In legal documents filed Thursday in the Ontario Superior Court of Justice, Yeshiva Yesodei Hatorah (YYH) and a representative student seek to have the lockdown restrictions struck down.
The case is expected to be heard within weeks on an urgent basis.
YYH argues that the religious and equality rights of its students and their parents were violated by a provincial lockdown regulation and a one-size-fits-all public health order, hastily imposed earlier this month, that failed to recognize the impossibility of providing adequate remote education and religious services to its unique school population.
YYH, a combination of private school and synagogue, is highly orthodox in its orientation. It receives no educational government funding and staff are not part of any union. The school has 445 school-aged children and 225 children in its daycare and kindergarten-aged program. Staff have consistently expressed an overwhelming desire throughout the pandemic to teach and provide religious services in-person.
Only children from families who accept the school's rigorous adherence to religious principles and practices are eligible to attend. These homes reject the internet on account of the access it provides to explicit, immoral and destructive material that threatens the core belief system YYH seeks to instill in its students.
As a consequence of this bedrock belief, YYH cannot deliver its religious program through internet-based learning platforms such as Zoom or Google Meet. The current lockdown restrictions, in effect, require children to lose all meaningful access to religious services and observance in order to uphold core teachings and beliefs.
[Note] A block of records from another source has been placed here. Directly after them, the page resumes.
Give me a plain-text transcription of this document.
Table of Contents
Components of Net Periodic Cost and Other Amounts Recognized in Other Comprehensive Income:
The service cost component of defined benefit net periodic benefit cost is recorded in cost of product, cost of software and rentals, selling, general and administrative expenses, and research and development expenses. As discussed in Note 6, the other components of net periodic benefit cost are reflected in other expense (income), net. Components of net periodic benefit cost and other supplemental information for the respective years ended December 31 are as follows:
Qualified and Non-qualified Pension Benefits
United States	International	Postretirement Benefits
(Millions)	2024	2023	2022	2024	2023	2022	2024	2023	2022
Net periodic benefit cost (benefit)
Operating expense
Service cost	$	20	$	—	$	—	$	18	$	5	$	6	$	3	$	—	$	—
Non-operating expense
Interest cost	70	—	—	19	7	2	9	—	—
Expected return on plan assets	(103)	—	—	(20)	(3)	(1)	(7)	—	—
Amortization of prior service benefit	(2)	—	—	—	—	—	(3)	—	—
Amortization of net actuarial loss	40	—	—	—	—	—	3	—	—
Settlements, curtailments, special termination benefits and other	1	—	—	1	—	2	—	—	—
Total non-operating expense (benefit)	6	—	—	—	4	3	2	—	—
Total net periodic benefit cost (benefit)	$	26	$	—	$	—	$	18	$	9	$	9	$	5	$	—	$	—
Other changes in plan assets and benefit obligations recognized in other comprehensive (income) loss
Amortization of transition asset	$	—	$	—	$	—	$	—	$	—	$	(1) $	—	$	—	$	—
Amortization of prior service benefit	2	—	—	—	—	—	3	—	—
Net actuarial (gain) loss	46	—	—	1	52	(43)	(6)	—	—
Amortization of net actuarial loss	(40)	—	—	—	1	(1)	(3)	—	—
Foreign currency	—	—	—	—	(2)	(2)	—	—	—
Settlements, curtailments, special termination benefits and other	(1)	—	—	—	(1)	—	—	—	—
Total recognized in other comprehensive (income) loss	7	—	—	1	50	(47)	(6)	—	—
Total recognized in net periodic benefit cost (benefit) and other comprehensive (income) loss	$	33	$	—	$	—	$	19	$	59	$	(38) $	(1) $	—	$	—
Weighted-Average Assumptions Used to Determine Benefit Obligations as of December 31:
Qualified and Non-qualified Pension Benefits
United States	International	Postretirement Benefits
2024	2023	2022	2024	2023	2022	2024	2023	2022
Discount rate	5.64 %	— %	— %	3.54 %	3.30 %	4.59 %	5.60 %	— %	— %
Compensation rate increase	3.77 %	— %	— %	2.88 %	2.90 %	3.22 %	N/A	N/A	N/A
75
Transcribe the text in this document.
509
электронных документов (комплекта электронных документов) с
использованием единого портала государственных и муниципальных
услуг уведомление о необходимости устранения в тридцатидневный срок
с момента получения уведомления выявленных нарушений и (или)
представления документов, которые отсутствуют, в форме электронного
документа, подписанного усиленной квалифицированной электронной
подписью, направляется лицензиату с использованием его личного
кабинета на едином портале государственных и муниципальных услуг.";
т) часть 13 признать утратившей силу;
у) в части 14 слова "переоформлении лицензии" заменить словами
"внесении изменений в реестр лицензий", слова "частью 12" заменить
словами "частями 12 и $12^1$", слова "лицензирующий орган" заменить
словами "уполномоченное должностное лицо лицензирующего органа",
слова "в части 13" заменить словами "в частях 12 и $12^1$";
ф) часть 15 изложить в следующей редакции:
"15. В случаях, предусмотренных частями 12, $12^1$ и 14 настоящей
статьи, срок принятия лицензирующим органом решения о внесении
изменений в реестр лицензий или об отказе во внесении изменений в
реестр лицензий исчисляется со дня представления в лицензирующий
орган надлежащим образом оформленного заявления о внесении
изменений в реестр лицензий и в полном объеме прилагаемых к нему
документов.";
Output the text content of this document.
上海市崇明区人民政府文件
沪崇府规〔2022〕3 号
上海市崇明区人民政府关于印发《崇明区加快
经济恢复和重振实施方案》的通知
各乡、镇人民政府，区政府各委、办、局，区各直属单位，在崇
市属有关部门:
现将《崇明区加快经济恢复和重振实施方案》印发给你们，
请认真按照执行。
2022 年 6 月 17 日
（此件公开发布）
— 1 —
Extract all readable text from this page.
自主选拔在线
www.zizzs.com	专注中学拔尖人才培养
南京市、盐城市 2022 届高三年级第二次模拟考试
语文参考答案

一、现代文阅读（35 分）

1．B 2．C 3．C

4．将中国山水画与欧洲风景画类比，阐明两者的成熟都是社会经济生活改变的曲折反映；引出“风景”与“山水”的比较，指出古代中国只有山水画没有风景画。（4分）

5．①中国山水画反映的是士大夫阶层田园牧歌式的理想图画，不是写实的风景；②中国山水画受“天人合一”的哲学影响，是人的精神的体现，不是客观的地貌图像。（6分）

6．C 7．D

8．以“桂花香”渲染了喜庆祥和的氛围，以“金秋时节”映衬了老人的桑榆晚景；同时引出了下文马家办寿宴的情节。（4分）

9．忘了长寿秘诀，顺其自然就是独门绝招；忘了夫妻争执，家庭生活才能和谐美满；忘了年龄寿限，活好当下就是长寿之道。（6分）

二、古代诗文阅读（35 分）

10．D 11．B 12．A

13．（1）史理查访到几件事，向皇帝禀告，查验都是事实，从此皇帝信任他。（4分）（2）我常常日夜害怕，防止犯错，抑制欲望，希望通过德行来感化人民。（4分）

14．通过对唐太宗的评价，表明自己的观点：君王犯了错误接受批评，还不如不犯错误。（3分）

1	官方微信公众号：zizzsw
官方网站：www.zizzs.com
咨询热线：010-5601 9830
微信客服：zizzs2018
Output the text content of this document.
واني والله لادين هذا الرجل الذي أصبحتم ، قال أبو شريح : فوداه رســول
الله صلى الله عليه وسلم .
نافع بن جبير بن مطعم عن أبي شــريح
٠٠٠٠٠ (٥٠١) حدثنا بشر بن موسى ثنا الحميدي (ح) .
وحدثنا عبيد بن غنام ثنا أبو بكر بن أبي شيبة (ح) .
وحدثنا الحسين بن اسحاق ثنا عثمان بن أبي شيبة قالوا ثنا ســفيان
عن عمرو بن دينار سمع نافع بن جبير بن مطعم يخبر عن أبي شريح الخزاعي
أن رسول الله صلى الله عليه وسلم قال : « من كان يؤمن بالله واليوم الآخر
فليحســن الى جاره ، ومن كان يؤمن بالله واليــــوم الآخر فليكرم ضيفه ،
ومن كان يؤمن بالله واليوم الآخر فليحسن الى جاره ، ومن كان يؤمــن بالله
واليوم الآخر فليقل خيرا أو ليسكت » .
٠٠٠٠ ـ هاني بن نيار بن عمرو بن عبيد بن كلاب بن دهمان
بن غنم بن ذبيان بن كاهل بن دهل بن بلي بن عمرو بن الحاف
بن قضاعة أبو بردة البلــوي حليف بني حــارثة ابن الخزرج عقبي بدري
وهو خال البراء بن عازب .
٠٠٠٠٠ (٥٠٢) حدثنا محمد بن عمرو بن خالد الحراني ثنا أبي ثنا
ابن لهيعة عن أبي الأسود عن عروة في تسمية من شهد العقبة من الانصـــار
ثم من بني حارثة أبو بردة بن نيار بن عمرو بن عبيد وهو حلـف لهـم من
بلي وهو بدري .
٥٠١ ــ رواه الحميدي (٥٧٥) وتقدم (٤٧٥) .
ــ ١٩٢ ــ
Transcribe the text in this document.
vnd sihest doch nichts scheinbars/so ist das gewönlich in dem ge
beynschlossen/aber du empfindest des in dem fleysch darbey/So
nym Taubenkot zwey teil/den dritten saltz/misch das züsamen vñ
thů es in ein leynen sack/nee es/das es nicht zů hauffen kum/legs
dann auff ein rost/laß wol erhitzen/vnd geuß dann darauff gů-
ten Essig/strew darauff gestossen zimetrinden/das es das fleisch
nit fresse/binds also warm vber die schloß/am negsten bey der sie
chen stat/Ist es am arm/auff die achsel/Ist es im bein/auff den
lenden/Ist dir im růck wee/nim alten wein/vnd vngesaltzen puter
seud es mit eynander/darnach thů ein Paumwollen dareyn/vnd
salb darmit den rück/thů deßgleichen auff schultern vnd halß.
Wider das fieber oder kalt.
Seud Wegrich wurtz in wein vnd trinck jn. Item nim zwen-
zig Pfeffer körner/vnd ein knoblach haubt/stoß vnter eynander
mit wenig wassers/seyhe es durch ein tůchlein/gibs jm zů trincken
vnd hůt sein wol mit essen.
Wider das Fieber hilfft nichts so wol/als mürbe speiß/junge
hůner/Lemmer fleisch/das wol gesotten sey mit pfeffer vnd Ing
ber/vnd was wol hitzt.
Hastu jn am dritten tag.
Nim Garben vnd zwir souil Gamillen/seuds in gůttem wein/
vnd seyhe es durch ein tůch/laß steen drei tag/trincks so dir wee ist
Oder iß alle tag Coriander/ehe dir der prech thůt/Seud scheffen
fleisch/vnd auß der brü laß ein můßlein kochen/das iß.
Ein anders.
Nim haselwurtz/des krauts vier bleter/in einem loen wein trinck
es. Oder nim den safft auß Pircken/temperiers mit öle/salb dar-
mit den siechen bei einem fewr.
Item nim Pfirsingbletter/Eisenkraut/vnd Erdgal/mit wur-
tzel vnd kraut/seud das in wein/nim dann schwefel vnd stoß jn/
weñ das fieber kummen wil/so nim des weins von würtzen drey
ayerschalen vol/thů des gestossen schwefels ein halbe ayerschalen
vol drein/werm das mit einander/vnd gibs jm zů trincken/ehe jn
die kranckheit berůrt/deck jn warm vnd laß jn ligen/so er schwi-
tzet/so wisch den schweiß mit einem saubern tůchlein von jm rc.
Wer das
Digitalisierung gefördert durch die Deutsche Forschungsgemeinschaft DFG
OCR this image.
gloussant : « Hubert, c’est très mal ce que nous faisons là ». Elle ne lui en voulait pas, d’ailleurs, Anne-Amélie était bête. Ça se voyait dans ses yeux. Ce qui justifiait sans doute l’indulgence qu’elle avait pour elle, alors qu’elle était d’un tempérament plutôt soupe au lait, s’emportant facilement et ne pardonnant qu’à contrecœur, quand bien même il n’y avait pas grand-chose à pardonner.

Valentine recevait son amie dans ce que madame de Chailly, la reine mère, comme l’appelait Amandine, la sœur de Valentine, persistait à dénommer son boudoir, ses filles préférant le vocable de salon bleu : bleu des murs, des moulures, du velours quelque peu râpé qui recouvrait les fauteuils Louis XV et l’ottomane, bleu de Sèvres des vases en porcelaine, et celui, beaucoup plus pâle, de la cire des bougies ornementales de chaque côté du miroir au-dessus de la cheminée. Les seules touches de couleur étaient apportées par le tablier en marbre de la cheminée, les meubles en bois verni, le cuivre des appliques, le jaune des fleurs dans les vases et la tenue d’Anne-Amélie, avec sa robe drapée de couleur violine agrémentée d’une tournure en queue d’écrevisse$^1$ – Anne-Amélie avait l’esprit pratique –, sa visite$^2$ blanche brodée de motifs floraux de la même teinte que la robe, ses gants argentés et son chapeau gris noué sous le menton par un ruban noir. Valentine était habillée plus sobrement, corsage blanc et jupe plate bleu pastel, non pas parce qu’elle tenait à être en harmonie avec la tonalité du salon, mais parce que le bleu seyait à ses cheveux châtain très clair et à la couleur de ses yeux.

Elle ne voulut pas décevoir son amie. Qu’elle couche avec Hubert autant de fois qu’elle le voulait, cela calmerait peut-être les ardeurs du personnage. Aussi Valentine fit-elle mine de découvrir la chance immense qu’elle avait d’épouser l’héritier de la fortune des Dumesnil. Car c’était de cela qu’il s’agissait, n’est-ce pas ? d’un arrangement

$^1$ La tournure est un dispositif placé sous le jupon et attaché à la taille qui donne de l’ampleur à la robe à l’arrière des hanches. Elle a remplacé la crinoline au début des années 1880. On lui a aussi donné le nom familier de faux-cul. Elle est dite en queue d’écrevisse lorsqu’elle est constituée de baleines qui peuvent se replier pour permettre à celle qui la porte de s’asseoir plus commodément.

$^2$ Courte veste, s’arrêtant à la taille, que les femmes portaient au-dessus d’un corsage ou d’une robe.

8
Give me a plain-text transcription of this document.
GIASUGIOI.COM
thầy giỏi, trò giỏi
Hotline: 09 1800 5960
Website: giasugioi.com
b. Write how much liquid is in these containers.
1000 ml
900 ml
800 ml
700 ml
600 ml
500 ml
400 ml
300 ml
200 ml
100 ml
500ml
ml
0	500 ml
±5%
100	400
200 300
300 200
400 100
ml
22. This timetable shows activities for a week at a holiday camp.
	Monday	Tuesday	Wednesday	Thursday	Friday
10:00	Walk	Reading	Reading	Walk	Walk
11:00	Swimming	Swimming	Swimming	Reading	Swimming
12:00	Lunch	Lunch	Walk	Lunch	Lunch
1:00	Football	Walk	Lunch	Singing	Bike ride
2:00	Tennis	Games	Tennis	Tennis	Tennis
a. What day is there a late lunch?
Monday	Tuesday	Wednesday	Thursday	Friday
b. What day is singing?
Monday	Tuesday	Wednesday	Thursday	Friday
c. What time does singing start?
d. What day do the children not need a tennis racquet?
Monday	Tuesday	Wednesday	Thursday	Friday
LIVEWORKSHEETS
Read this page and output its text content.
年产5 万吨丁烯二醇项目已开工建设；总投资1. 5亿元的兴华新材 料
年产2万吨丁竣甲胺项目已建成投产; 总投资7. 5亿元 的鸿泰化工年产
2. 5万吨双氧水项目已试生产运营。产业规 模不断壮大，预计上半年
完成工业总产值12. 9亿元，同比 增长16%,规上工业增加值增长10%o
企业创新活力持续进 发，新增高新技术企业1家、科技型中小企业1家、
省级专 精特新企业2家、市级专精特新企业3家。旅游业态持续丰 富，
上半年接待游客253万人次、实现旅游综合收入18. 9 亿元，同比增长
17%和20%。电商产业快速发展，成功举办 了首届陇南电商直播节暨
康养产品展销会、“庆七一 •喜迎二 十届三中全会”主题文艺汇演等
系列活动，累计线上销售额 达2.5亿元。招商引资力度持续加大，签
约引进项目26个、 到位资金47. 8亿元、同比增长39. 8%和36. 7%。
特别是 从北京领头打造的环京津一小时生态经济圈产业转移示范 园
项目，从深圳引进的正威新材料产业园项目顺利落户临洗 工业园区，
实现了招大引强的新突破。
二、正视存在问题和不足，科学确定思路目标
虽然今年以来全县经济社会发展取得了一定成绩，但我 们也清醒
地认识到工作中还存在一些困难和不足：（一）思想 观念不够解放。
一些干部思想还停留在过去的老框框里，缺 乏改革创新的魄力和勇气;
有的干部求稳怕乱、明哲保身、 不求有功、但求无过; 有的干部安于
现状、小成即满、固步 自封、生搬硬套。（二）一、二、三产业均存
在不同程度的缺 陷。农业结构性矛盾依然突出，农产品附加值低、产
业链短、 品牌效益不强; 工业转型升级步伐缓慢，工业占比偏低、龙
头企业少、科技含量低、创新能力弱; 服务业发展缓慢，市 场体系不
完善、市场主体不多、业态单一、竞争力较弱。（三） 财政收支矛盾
YYH's legal application argues that the new order treats YYH and its students differently than other institutions that are permitted to host religious services. And the provincial regulation places YYH students at a tremendous disadvantage in that the only form of remote learning available to them - telephone - is a grossly inadequate substitute.
Prior to the most recent restrictions (in the Toronto Medical Officer of Health's s. 22 order), YYH was able to provide religious services to students in gatherings of 10. At the time, YYH was operating on a reduced schedule and in full compliance with the law.
However, under pressure from vocal community critics and some media outlets, political and public health officials crafted a new order specifically to foreclose this option. The new order prevents YYH from holding religious services in any area of the school that is normally used for regular school operations.